FRIEDKIN: We saw literally thousands of tapes of young 12-year-old girls for The Exorcist and it was impossible.  There was nobody.  I started to look at 16 and 17-year-old women who looked younger and that wasn't working out either.  I had just about given up.  I thought the film couldn't be made.  I was sitting in my office at Warner Brothers in New York, which was then at 666 5th Avenue.  I swear to God.  The building's still there but they've changed the address once they figured out what it meant.  But that's where we prepared and edited The Exorcist.

So I'm sitting in my office there and my assistant at the time said, "There's a woman out here named Eleanor Blair and she's brought her daughter with her.  She doesn't have an appointment but will you talk to her?"  I said, "Why not?"  They came in.  The instant Linda came through the door, I knew that this was the girl.  She sat down with her mother in a very tight space and I said, "So, Linda, do you know anything about The Exorcist?"  She said, "Oh yes, I read the book."  She wasn't quite 12, so I said, "What's it about?"  She said, "Well, it's about a little girl who gets possessed by a devil and she does a whole bunch of bad things."  I said, "Like what sort of things?"  She said, "Well, she hits her mother across the face and she pushes a man out of her bedroom window and she masturbates with a crucifix."  Her mother was smiling.  I said, "Do you know what that means?"  She said, "What?"  I said, "Masturbate."  She said, "Yes, it's like jerking off, isn't it?"  Her mother's still smiling.  I said, "Have you ever done that?"  She said, "Sure, haven't you?"

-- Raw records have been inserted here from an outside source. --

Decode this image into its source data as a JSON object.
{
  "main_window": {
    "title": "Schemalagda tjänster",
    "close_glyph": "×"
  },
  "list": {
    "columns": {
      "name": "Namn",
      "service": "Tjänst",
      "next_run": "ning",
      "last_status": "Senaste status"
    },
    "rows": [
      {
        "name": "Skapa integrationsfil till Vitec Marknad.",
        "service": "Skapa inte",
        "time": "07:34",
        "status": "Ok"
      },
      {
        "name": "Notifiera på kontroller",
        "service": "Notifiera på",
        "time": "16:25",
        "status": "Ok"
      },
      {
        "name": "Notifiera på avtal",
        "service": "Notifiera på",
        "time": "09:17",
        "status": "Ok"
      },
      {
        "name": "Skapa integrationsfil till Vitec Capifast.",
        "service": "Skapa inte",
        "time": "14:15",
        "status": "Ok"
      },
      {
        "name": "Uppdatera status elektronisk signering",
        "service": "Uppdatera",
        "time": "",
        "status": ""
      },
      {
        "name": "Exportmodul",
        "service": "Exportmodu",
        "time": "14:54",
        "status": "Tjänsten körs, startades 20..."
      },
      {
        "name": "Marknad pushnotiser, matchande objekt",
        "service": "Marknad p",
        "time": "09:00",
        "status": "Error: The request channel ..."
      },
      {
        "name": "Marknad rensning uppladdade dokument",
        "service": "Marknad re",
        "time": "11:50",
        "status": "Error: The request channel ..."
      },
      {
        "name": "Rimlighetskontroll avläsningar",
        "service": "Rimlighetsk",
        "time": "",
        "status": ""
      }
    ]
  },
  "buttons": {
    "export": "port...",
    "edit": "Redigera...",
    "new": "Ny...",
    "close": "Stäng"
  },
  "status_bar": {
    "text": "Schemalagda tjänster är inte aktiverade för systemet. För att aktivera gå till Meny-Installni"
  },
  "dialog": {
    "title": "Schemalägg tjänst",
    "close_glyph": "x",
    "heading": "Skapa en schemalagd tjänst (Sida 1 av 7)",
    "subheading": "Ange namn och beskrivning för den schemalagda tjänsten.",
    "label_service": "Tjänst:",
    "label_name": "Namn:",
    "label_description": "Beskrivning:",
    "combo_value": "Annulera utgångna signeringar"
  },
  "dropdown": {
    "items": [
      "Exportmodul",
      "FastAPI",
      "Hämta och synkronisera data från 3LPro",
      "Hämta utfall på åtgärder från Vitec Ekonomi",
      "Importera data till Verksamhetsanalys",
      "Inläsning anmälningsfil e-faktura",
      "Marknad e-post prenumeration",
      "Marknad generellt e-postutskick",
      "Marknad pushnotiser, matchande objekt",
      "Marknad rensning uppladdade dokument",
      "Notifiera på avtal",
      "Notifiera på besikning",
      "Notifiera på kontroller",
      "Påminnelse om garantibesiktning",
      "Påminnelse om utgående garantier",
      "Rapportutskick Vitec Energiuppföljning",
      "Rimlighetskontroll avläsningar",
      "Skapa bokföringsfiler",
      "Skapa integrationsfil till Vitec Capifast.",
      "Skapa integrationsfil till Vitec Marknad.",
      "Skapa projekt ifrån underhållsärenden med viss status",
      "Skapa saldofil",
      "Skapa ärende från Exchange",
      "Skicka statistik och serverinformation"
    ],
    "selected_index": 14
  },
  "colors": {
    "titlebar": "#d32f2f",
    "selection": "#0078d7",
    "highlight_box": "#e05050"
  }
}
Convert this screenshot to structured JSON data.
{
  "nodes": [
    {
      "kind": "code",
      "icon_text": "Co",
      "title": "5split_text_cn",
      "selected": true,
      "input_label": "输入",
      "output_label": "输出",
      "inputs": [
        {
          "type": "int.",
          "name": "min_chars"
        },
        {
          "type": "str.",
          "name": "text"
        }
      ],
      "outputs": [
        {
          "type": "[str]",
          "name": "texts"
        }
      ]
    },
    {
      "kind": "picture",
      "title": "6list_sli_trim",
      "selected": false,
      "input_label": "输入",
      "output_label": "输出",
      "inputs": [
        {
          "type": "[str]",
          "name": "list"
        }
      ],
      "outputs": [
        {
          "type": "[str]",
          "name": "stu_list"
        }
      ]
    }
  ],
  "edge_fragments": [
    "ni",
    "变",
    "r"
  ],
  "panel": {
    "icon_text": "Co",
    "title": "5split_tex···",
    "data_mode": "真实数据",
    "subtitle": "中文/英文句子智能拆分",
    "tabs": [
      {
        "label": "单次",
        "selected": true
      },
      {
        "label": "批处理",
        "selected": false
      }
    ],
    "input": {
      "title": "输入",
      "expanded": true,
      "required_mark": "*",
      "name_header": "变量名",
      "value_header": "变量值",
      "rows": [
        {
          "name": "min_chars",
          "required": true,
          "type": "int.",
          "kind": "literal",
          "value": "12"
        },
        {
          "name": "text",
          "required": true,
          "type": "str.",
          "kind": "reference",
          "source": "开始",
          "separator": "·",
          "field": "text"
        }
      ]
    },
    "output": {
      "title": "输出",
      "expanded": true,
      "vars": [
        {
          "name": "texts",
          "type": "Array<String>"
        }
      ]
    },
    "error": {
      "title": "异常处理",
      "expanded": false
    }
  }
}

I hired her.  No audition.  There was no other young girl that could go there.  The important thing about that is that I knew in that moment that her mother was cool, that Linda was a straight A student in Westport, Connecticut, and I knew that the experience of the film was not going to destroy her.  If I had cast someone who obviously was going to be upset by the experience, the crew couldn't have functioned, the actors wouldn't have been able to work, and this girl, again, was a gift from the movie gods.  She came in at the end when I thought it was hopeless.

NOTEBOOK: I understand that The Exorcist is going to be back in theaters next year?

FRIEDKIN: Next year is its 40th anniversary.

NOTEBOOK: Do you have any expectations of how the film will be received by a new generation?

FRIEDKIN: The film plays great.  People from every generation since the film first came out get it.  The opening screening next year will be at the Smithsonian in Washington.  Then after its theatrical—which I imagine will be limited—it goes to a new 4K Blu-ray with a lot of new extras and part of my book.  I'm going to lend my memoir to be included in the package.

NOTEBOOK: And the working title to your memoir?

FRIEDKIN: "Connections".  It's an allusion to The French Connection but also it's about the people that I've met along the way who have led me from one thing to the other.  It's about them as much as me and how I accidentally became a filmmaker.

NOTEBOOK: Well, you have led me to wonderful experiences in the cinema house and I thank you for taking the time to speak with me today.